Another factor to consider is potential species differences between rats and mice. A number of rat models of pain have been shown to be associated with increased fear-avoidance behaviour in the open-field paradigm.15
Therefore, when assessing the suitability of integrated behavioural paradigms for the detection of pain behaviour, we must consider the suitability of the tests with regard to species as it appears that there is not only a strain-specific, but also a species-specific effect on fear-avoidance behaviour. Our findings suggest that mice, though widely used in paradigms of fear-avoidance- and depression-related behaviour, may not be a suitable species for the investigation of neuropathic pain co-morbidity. A better species for this purpose may be rats15
in which pharmacologically sensitive fear-avoidance behaviour, characterized by increased thigmotaxsis (‘wall-hugging’) and reduced entry into the centre of an open-field arena, is correlated with mechanical hypersensitivity.
In conclusion, we have shown that in contrast to previous findings,14
C57BL/6J mice displaying nerve injury-induced pain-like behaviour, as determined by standard hind paw withdrawal reflex tests, do not display increased fear-avoidance or depression-related behaviour for up to 4 weeks after injury.
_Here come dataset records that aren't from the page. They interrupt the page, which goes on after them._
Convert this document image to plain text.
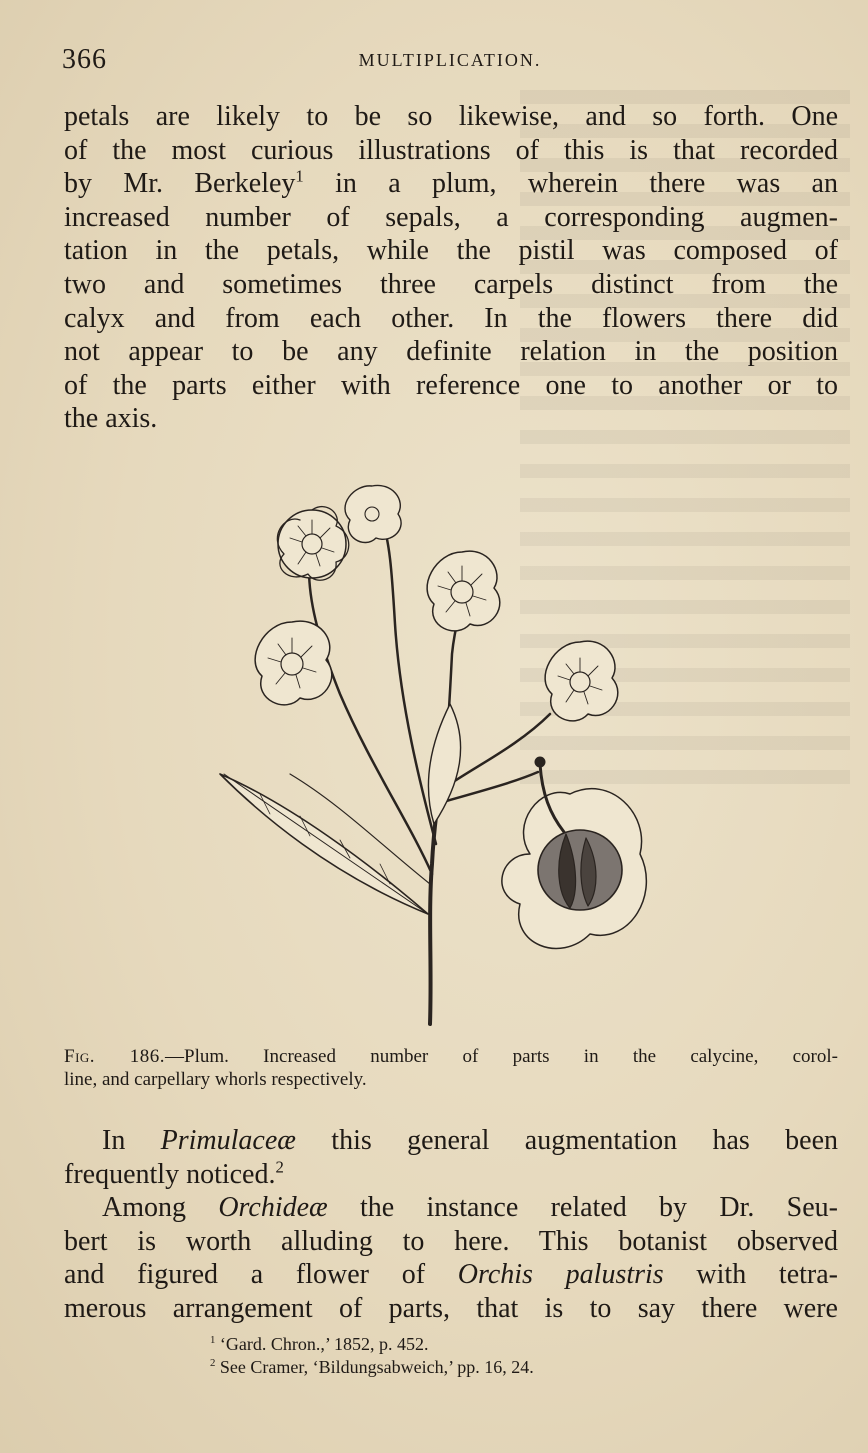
366	MULTIPLICATION.

petals are likely to be so likewise, and so forth. One
of the most curious illustrations of this is that recorded
by Mr. Berkeley$^1$ in a plum, wherein there was an
increased number of sepals, a corresponding augmen-
tation in the petals, while the pistil was composed of
two and sometimes three carpels distinct from the
calyx and from each other. In the flowers there did
not appear to be any definite relation in the position
of the parts either with reference one to another or to
the axis.

Fig. 186.—Plum. Increased number of parts in the calycine, corol-
line, and carpellary whorls respectively.

In Primulaceæ this general augmentation has been
frequently noticed.$^2$

Among Orchideæ the instance related by Dr. Seu-
bert is worth alluding to here. This botanist observed
and figured a flower of Orchis palustris with tetra-
merous arrangement of parts, that is to say there were

$^1$ ‘Gard. Chron.,’ 1852, p. 452.
$^2$ See Cramer, ‘Bildungsabweich,’ pp. 16, 24.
In contrast, neuropathic mice tended towards less fear-avoidance or depressed-related state in all paradigms assessed. This behaviour may be a correlation of altered endogenous systems known to be associated with fear-avoidance and stress states such as the opioid or serotonergic systems. However, the involvement of such mechanisms in the behaviour we have tested is yet to be determined and merits further investigation. This suggests, however, that these tests could be utilized to assess the involvement of fear-avoidance mechanisms in the endogenous control of pain and co-morbid behaviour.